Archaeal transcription factor B (ATFB or TFB) is a protein family of extrinsic transcription factors that guide the initiation of RNA transcription in organisms that fall under the domain of Archaea. It is homologous to eukaryotic TFIIB and, more distantly, to bacterial sigma factor. Like these proteins, it is involved in forming transcription preinitiation complexes. Its structure includes several conserved motifs which interact with DNA and other transcription factors, notably the single type of RNA polymerase that performs transcription in Archaea.

== History ==
In bacteria and eukaryotes, proteins TFIIB and sigma factor are involved in the initiation of transcription, where they facilitate preinitiation complex formation and specific RNA Polymerase-DNA binding. The archaeal counterpart to these two proteins is TFB, which was first identified in the species Pyrococcus woesei in 1992. Since then, research has found that archaeal species must contain at least one copy of TFB to function, although some species may have multiple isoforms in their genome.

== Structure ==
TFB is a single polypeptide, around 280 to 300 amino acids in length and 34 kDa in mass, that is required for the recruitment of RNA polymerase (RNAP) to begin transcription, and it may also affect the transcription complex's structure during changes that occur before transcription, though specific mechanisms are unknown. TFB's structure consists of an amino-terminal region (TFB_{N}) with conserved sequences and complex structures, linked to a larger, globular carboxyl-terminal region (TFB_{C}). While the N-terminal domain mediates the RNAP interactions, the C-terminal domain mediates interactions with complex formed of the TATA box and TBP, a DNA sequence and polypeptide involved with translation initiation. The degree of conservation of TFB's sequence throughout Archaea ranges from 50% to 60%. In respect to its eukaryotic equivalent, TFB shows "high levels of structural and functional conservation." The interactions between TBP and a sequence upstream of the TATA box governs transcription polarity, "yields an archaeal preinitiation complex," and orients the complex in the direction in which the target gene should be transcribed. The TBP shows an inverted orientation compared to the eukaryotic TFIIB.
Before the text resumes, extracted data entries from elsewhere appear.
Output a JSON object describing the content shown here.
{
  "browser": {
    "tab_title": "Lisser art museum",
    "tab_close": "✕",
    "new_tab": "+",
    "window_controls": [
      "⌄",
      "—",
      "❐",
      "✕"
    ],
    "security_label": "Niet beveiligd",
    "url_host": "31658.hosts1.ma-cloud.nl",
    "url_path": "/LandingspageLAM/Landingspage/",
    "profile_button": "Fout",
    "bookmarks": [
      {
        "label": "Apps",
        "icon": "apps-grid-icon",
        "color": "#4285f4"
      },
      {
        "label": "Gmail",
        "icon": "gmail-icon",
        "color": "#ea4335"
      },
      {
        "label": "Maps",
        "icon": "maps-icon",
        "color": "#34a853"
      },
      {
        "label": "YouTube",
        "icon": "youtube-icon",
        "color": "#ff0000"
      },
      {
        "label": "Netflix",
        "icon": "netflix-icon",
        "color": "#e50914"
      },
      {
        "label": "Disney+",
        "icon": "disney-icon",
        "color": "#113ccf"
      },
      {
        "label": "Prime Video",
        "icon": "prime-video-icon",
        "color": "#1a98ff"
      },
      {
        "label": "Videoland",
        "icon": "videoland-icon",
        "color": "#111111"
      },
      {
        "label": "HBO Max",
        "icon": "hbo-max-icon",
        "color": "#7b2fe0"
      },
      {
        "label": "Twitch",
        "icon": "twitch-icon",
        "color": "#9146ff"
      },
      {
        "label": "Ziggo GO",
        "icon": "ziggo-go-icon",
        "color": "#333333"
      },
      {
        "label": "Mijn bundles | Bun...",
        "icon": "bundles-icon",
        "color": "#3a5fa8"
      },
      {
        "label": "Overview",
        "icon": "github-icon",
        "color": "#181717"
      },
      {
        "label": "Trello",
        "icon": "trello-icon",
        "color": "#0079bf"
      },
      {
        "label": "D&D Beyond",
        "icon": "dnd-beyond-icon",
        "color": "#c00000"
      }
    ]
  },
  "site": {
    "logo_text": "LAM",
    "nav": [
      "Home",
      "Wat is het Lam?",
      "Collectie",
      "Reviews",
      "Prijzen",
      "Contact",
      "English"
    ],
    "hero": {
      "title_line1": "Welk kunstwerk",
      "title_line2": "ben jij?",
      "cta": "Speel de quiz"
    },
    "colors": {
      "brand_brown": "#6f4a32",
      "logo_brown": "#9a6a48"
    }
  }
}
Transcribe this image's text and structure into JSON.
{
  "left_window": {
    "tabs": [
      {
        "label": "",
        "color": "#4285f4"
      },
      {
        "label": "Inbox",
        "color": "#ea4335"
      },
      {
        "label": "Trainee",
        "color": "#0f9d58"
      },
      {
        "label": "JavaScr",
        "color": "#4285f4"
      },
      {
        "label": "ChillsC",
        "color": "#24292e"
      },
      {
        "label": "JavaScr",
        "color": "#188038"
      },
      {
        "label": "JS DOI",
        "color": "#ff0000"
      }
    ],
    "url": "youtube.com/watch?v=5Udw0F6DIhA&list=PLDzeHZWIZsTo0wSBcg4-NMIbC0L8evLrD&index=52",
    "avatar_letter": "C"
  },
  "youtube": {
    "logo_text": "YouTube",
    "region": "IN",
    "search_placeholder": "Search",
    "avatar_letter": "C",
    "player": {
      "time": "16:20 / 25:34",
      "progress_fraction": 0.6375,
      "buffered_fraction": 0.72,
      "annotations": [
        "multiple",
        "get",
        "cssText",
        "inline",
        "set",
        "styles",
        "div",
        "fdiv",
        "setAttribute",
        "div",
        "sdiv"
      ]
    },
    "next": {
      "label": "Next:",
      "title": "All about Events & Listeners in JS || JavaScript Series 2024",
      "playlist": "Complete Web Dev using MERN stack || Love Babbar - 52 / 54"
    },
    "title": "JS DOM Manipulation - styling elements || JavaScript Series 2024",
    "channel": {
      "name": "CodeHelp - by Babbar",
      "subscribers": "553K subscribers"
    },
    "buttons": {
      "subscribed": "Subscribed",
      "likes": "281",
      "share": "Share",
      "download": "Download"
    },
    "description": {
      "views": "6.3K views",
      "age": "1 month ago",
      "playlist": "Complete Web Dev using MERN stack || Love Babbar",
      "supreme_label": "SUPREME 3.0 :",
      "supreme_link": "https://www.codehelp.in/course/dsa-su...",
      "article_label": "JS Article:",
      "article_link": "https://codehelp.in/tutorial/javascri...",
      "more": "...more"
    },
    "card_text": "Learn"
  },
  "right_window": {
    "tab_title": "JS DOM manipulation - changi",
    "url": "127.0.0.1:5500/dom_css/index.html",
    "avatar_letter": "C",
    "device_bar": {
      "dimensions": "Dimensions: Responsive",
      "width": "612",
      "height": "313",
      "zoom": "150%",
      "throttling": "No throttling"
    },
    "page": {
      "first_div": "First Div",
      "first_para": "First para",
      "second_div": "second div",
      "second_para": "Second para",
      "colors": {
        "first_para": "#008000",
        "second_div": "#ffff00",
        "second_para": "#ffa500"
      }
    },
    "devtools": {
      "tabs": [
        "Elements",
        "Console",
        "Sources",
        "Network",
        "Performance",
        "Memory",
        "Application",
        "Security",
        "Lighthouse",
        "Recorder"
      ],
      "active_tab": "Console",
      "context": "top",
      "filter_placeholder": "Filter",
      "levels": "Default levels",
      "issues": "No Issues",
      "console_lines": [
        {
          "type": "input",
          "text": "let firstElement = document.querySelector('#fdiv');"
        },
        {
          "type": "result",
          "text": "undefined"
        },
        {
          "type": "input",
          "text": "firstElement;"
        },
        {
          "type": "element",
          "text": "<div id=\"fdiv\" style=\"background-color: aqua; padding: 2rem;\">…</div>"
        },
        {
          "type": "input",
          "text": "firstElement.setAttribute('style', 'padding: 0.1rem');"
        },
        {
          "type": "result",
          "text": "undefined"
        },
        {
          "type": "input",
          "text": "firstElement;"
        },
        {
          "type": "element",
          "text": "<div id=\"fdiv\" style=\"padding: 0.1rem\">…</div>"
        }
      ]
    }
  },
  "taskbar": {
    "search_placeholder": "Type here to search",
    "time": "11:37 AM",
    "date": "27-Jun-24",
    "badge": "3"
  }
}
TFB_{N} makes up approximately one third of the protein and contains both a B-finger motif (homologous to the TFIIB B-finger) and a zinc-finger motif, the latter of which is located at amino acids 2-34. The N-terminal domain size varies from 100 to 120 amino acids in length. Crosslinking experiments have shown this domain is located close to the transcription start site. The zinc-finger interacts with the RNAP dock domain, and the B-finger may affect RNAP-promoter interactions. TFB_{C} contains motifs which interact with the TATA binding protein (TBP), the TFB-recognition elements (BRE) upstream of the TATA box, and sequences of DNA downstream of the TATA. Its size is approximately 180 amino acids, which is made up of two repeats of a 90-amino acid sequence. The C-terminal domain specifically may be what influences the direction of the preinitiation complex. Since TFB_{N} binds the RNAP and TFB_{C} binds the TBP-TATA complex, TBP connects the two.

== Mechanism ==
TFB is recruited by another translation factor, TBP, after it recognizes the TATA box and bends the DNA so transcription can initiate. TFB stabilizes the TBP-DNA complex so that the proteins can recruit RNA Polymerase and melt the DNA via a yet-unknown mechanism. This opening of the DNA is not an energy-dependent process in Archaea; since TFB, TBP, and RNAP are located more closely to each other than in Eukarya, the tightness of the proteins and their interactions may provide more areas of contact to open the DNA as well as physically strain the DNA, which leads to an open transcription complex.

TFB uses a zinc ion (Zn^{2+}) as a cofactor and accepts one ion per subunit.